Don’t get too obsessed about counting the time down between now and when you can ‘escape to uni’ – if there are issues you need to start working on them now. Lots of teenagers find living with someone other than their mum or dad works best for them, even if it’s a temporary measure or once or twice a week; it’s just a good way of not having to share the same space as someone you find it difficult to get on with.
Finally, if you find yourself feeling really down then services like the Samaritans and ChildLine are there to talk through your issues. Also, there are emergency hostels and accommodation services that can help you if you feel you need to get out the house immediately; contact your local social services department or police.
Olly"You can not become if you only said what you would have done." So Do-it.
28-12-2009 12:42 PM #5
I hate hearing cliches, but sometimes cliches are true.
cliche 1 - you're still too young
You're what, 14? That's not even close to midlife. My angle here is not that you're immature or that you're still a kid, but that there are still so many people you haven't met, places you haven't been, and things you haven't done. Just because you feel hopeless now doesn't mean that the whole world is crap. You're view just sucks at the moment. Give it more time and your view might get better.
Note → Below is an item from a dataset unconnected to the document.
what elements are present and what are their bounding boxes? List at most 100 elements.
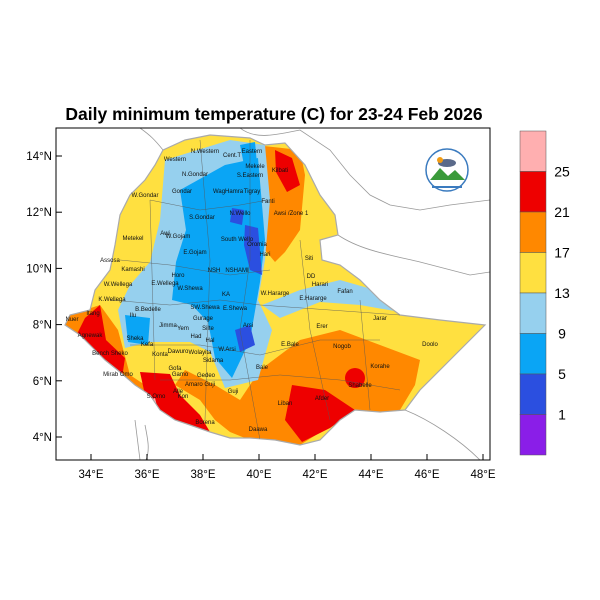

cliche 2 - where there's a will there's a way
You've mentioned that you think about death everyday. Same here! but let me get to my point first. The fact that you're still posting and not yet dead, means that your life isn't 100% hopeless. Even if it's just a sliver of hope, you're still holding on to it. Just look for something worthwhile in your life. Something beyond home and family. Like maybe devote yourself to your studies, or join a cause, or maybe find a boyfriend (or a girlfriend; i don't really know your inclination ) which leads me to my next cliche.
cliche 3 - love is the key
There are several ways to tackle this cliche.
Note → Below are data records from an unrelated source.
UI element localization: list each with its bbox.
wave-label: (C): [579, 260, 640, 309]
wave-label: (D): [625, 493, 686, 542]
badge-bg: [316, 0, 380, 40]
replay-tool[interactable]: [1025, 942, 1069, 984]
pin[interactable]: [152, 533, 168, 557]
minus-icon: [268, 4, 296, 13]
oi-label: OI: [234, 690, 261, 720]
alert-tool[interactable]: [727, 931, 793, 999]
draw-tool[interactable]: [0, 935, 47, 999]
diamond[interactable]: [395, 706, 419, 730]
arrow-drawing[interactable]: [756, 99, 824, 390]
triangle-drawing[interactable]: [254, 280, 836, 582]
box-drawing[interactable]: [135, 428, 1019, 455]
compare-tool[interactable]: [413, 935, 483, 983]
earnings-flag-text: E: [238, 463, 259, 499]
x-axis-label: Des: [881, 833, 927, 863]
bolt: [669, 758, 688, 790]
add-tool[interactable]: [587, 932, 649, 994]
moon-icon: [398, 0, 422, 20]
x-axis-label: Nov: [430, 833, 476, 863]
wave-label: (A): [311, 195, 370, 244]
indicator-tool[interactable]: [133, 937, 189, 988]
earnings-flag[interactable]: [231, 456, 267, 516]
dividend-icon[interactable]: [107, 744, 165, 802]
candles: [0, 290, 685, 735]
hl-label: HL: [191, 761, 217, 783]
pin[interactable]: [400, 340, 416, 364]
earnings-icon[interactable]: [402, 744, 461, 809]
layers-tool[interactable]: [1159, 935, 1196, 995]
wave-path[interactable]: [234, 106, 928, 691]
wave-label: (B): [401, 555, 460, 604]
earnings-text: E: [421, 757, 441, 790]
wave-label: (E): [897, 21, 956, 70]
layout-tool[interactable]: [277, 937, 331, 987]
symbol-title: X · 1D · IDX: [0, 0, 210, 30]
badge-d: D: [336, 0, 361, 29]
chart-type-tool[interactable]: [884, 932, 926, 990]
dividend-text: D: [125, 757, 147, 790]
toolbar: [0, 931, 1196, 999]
First of all, we can say that the reason you're feeling this way is because you're not feeling loved. In one of my classes before the xmas break, we were talking about interpersonal psychology. if memory serves me right, several psychologists from this school (such as Lorna Benjamin) believe that love and hate are complimentary behaviors. Which means that love breeds love and hate breeds hate. If you want to feel loved you have to give love. I know it's difficult since your mom and step-dad aren't the nicest people on earth, but it has to start somewhere, so it might as well be with you.
Second, it goes back to what I was saying awhile ago: find something to devote yourself to; find something to love. Be it a person or an ideal, find something that you truly care about and can support you. Love is a very powerful tool for those that use it genuinely.
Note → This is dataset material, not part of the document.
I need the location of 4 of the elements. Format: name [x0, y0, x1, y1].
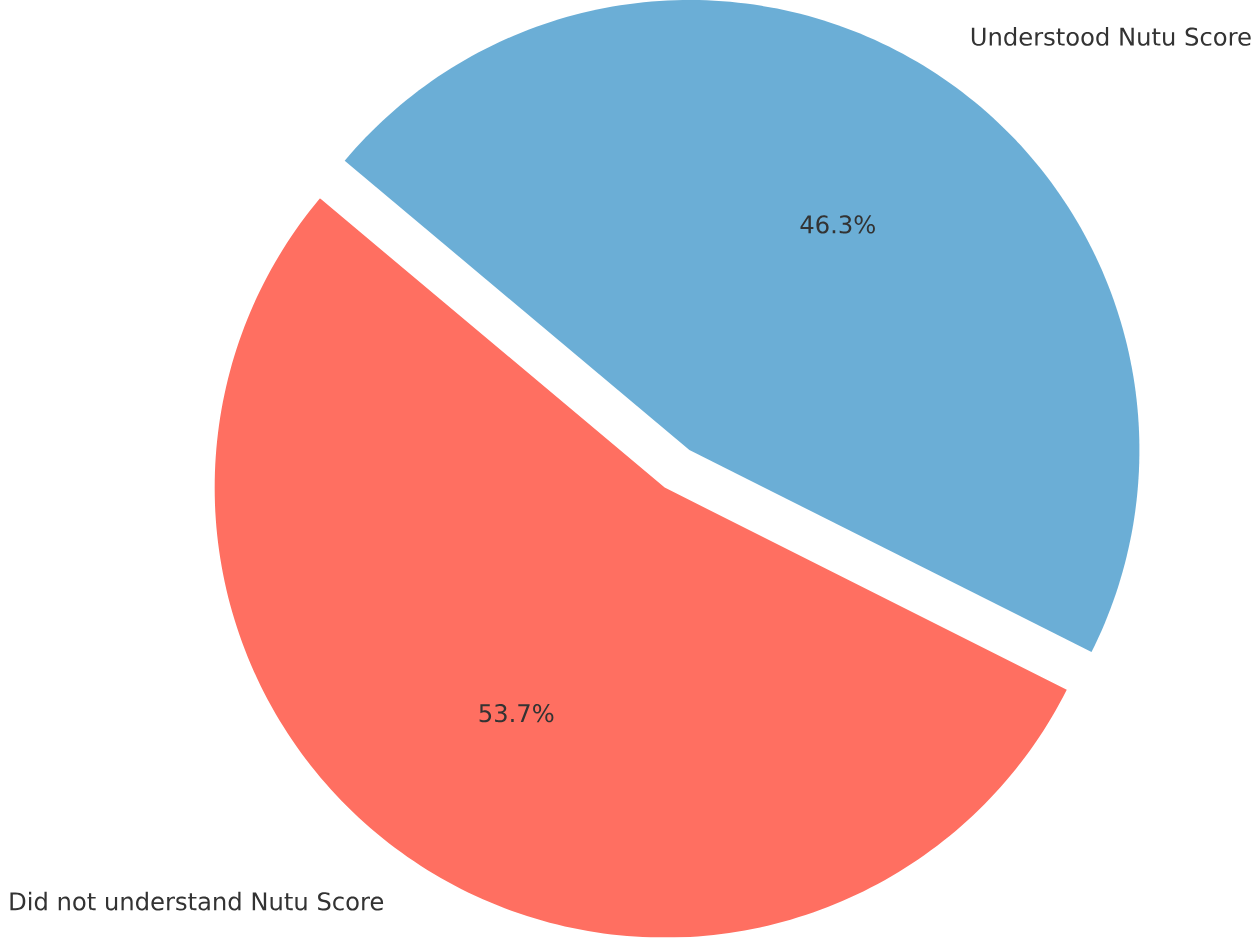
data-label: 46.3% — [800, 215, 875, 234]
data-label: 53.7% — [479, 704, 554, 723]
slice-label: Understood Nutu Score — [971, 27, 1251, 47]
slice-label: Did not understand Nutu Score — [10, 891, 384, 911]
That's it for the cliches. Hope this helps you sort things out. Just so you know, am also at high risk for suicide, so if you ever want to talk about it, just send me a message.
Take care.-deus meus iudex est-
28-12-2009 04:05 PM #6
i really dont know what to say although the fact that i have issues with my mum as well - she doesnt call me fat anymore because ive now got an eating disorder. have you tried to get hold of your gp about how you are feeling?? maybe counselling would be a good idea??